On June 25th, the first official version of YOLOv5 was released by Ultralytics. In this post, we will discuss the novel technologies deployed in the first YOLOv5 version and analyze preliminary performance results of the new model.
In the chart, the goal is to produce an object detector that is very performant (Y-axis) relative to it's inference time (X-axis). Preliminary results show that YOLOv5 does exceedingly well to this end relative to other state of the art techniques.

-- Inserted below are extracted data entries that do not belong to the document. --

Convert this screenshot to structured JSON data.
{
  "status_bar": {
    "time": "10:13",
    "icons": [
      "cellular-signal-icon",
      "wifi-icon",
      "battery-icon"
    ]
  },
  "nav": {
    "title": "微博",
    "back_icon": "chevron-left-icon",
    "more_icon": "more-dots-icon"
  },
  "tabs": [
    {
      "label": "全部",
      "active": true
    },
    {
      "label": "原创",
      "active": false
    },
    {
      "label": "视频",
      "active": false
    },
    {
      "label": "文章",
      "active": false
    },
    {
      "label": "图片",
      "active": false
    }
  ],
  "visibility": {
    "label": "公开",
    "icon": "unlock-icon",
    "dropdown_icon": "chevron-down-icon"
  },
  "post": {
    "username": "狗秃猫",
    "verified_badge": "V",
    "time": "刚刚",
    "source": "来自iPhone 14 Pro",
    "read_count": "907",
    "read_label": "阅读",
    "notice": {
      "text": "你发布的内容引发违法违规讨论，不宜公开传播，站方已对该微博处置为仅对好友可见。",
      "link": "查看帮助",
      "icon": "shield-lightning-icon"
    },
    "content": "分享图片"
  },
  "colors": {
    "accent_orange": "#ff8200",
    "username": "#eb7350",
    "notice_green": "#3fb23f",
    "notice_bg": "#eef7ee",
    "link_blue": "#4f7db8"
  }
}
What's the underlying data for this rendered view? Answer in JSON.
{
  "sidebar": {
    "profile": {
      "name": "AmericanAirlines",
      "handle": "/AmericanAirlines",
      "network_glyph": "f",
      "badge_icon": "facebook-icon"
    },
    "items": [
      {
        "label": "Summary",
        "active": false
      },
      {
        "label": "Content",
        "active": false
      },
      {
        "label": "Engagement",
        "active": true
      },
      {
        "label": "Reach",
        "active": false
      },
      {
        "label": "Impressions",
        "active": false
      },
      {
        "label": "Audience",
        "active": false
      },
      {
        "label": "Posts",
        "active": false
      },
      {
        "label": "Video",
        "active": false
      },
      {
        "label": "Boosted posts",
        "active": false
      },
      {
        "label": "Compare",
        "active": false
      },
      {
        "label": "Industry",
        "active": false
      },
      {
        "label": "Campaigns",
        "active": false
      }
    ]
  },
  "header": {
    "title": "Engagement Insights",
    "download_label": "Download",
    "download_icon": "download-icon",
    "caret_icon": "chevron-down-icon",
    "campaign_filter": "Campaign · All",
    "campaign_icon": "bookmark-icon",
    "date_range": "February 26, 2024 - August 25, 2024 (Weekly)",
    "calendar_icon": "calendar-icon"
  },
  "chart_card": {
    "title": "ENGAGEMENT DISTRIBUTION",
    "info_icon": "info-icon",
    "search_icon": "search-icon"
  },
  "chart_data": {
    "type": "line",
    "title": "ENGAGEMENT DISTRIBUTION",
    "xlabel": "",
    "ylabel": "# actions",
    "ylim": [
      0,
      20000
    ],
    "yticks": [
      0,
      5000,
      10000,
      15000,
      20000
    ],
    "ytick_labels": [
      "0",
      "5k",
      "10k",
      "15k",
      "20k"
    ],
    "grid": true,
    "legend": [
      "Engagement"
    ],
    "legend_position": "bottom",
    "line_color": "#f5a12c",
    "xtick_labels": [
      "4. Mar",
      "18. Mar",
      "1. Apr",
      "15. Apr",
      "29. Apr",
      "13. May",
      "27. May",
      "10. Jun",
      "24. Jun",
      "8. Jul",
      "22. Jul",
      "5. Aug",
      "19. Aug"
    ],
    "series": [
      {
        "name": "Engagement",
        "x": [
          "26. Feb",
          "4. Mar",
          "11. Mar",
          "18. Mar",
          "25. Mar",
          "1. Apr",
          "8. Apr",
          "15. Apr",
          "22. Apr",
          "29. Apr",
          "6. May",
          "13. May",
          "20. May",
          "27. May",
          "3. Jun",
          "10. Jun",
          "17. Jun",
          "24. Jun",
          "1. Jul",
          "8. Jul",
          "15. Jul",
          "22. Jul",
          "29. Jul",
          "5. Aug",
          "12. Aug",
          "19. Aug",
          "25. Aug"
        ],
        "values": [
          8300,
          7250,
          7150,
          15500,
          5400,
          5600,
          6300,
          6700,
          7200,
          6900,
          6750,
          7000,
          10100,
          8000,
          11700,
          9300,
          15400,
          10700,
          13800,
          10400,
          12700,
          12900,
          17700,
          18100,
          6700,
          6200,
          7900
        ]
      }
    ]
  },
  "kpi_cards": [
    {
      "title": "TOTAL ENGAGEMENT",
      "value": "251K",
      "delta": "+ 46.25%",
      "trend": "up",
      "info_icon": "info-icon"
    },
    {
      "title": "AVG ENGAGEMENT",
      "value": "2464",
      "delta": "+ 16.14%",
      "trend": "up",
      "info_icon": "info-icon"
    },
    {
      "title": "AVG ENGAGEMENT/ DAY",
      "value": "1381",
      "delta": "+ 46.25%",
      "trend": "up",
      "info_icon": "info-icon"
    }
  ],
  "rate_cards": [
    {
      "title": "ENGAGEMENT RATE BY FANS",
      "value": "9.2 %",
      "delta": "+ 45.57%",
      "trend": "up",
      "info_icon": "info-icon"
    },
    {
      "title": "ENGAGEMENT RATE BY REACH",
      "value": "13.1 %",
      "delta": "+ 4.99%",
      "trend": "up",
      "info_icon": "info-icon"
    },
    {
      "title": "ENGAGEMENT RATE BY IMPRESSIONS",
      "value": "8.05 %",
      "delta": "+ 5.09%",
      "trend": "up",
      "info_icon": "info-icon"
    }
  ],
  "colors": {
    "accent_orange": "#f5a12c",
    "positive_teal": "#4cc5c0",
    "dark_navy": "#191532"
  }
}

In summary, YOLOv5 derives most of its performance improvement from PyTorch training procedures, while the model architecture remains close to YOLOv4.
In this article we hope to address some of the following questions about YOLOv5:
- what's new in YOLO v5?
- what's the new technology in YOLO v5?
- how does YOLO v5 compare to YOLO v4?
- what's different between YOLO v4 and YOLO v5?
- should I use YOLO v4 or YOLO v5 for object detection?
- is YOLO v5 "real"?
A Development History of YOLOv5
History of YOLOs
For a deep dive on a history of YOLOs I recommend reading this thorough breakdown of YOLOv4. In short, the YOLO model is a fast compact object detection model that is very performant relative to its size and it has been steadily improving.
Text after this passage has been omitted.